I don't talk about the Ex a lot, and we all know the good reasons why not. But I have said more than once, I believe, that he's a good guy. He is a great dad. He tries hard. He is smart, and can be generous and funny and kind.
About once a week, more or less, he also calmly mentions that if it weren't for the kids, he would most definitely not be here. And I am trying to be subtle, but understand I don't mean "here" as in this town, or this country. Think more globally. He says he doesn't see the point. Life is misery, and he will never be happy. So why bother? Although I know there are many people who have been and would be his friends, who care about him, I have seen him pretty much dismiss all of them or simply neglect to maintain a friendship.

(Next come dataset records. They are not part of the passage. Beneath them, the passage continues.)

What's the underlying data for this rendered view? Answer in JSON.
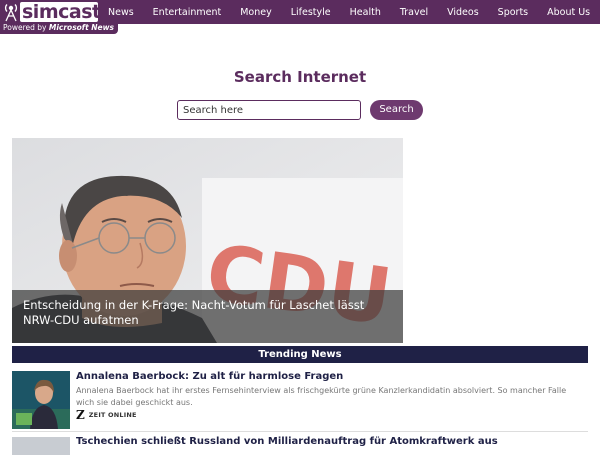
{
  "brand": {
    "name": "simcast",
    "powered_prefix": "Powered by ",
    "powered_brand": "Microsoft News",
    "color": "#5b2c5e"
  },
  "nav": {
    "items": [
      "News",
      "Entertainment",
      "Money",
      "Lifestyle",
      "Health",
      "Travel",
      "Videos",
      "Sports",
      "About Us"
    ]
  },
  "search": {
    "title": "Search Internet",
    "placeholder": "Search here",
    "button_label": "Search"
  },
  "hero": {
    "caption": "Entscheidung in der K-Frage: Nacht-Votum für Laschet lässt NRW-CDU aufatmen",
    "background_letters": "CDU"
  },
  "trending": {
    "heading": "Trending News",
    "color": "#1f2146",
    "items": [
      {
        "title": "Annalena Baerbock: Zu alt für harmlose Fragen",
        "description": "Annalena Baerbock hat ihr erstes Fernsehinterview als frischgekürte grüne Kanzlerkandidatin absolviert. So mancher Falle wich sie dabei geschickt aus.",
        "source_logo": "Z",
        "source_name": "ZEIT ONLINE"
      },
      {
        "title": "Tschechien schließt Russland von Milliardenauftrag für Atomkraftwerk aus"
      }
    ]
  },
  "icons": {
    "logo": "broadcast-tower-icon"
  }
}
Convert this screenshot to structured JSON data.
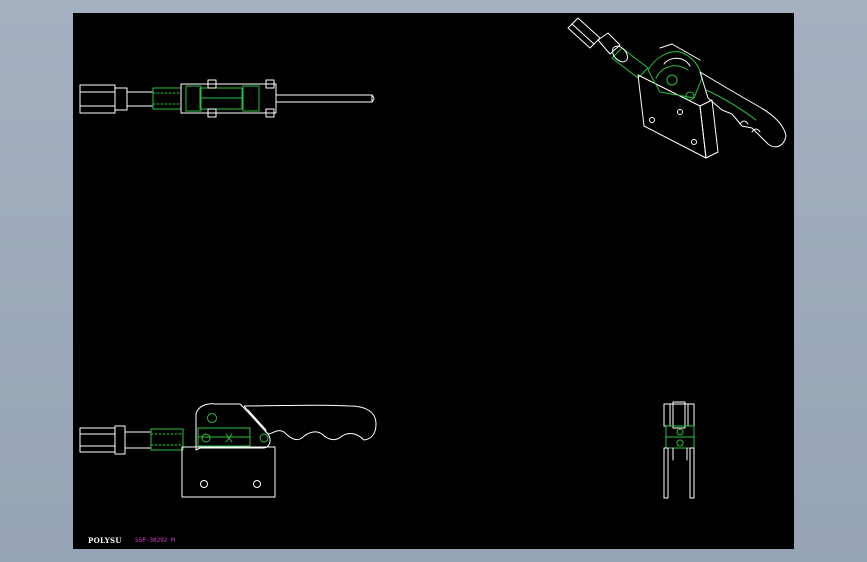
{
  "colors": {
    "background": "#9aa7b8",
    "sheet": "#000000",
    "line_white": "#ffffff",
    "line_green": "#27c23a",
    "titleblock_text": "#e23ad6"
  },
  "titleblock": {
    "logo_text": "POLYSU",
    "part_number": "SSP-30292 M"
  }
}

His moods are like a washing machine on the fast spin cycle.
This is what I am afraid of. I am afraid that one day he will forget that he loves the kids more than he hates his life. I am afraid that this misery is inherent, something glued to a gene, something that can't be washed away. When I watch my Boy dismiss a friend because of nothing at all, or insist that it's an awful day, or that no one likes him, I am afraid that it isn't because he's 6, or having a bad day. I am afraid that his unhappiness is writ in blood.
On good days, I tell myself that fear is a magnet, fear is a cloud, fear is a lie that I can hold at bay with my clear intentions. I am more stubborn than my fear.